MMGPL: Multimodal Medical Data Analysis with Graph Prompt Learning
Liang Peng, Songyue Cai, Zongqian Wu, Huifang Shang, Xiaofeng Zhu, Xiaoxiao Li
TL;DR
MMGPL tackles neurological disorder diagnosis by integrating prompt learning with graph prompts to condition a pretrained multimodal encoder. It introduces a multimodal data tokenizer, GPT-4–generated disease concepts for semantic token weighting, and a graph convolutional network that encodes brain connectivity into prompts. The approach reduces noise from irrelevant patches and injects structural information through a concept-guided graph, achieving state-of-the-art or competitive results on ADNI and ABIDE with clear interpretability benefits. This work offers a scalable, flexible framework for multimodal medical data analysis that leverages large pretrained models for improved diagnostic performance and clinical insight.
Abstract
Prompt learning has demonstrated impressive efficacy in the fine-tuning of multimodal large models to a wide range of downstream tasks.

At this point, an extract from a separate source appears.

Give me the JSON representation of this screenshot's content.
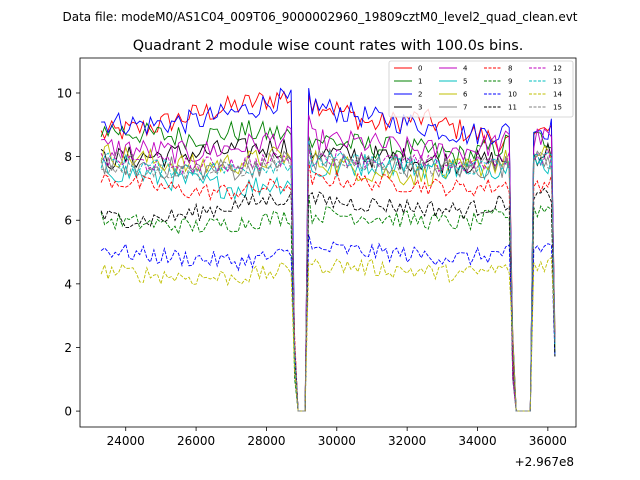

Nonetheless, applying existing prompt learning methods for the diagnosis of neurological disorder still suffers from two issues: (i) existing methods typically treat all patches equally, despite the fact that only a small number of patches in neuroimaging are relevant to the disease, and (ii) they ignore the structural information inherent in the brain connection network which is crucial for understanding and diagnosing neurological disorders. To tackle these issues, we introduce a novel prompt learning model by learning graph prompts during the fine-tuning process of multimodal large models for diagnosing neurological disorders. Specifically, we first leverage GPT-4 to obtain relevant disease concepts and compute semantic similarity between these concepts and all patches. Secondly, we reduce the weight of irrelevant patches according to the semantic similarity between each patch and disease-related concepts. Moreover, we construct a graph among tokens based on these concepts and employ a graph convolutional network layer to extract the structural information of the graph, which is used to prompt the pre-trained multimodal large models for diagnosing neurological disorders. Extensive experiments demonstrate that our method achieves superior performance for neurological disorder diagnosis compared with state-of-the-art methods and validated by clinicians.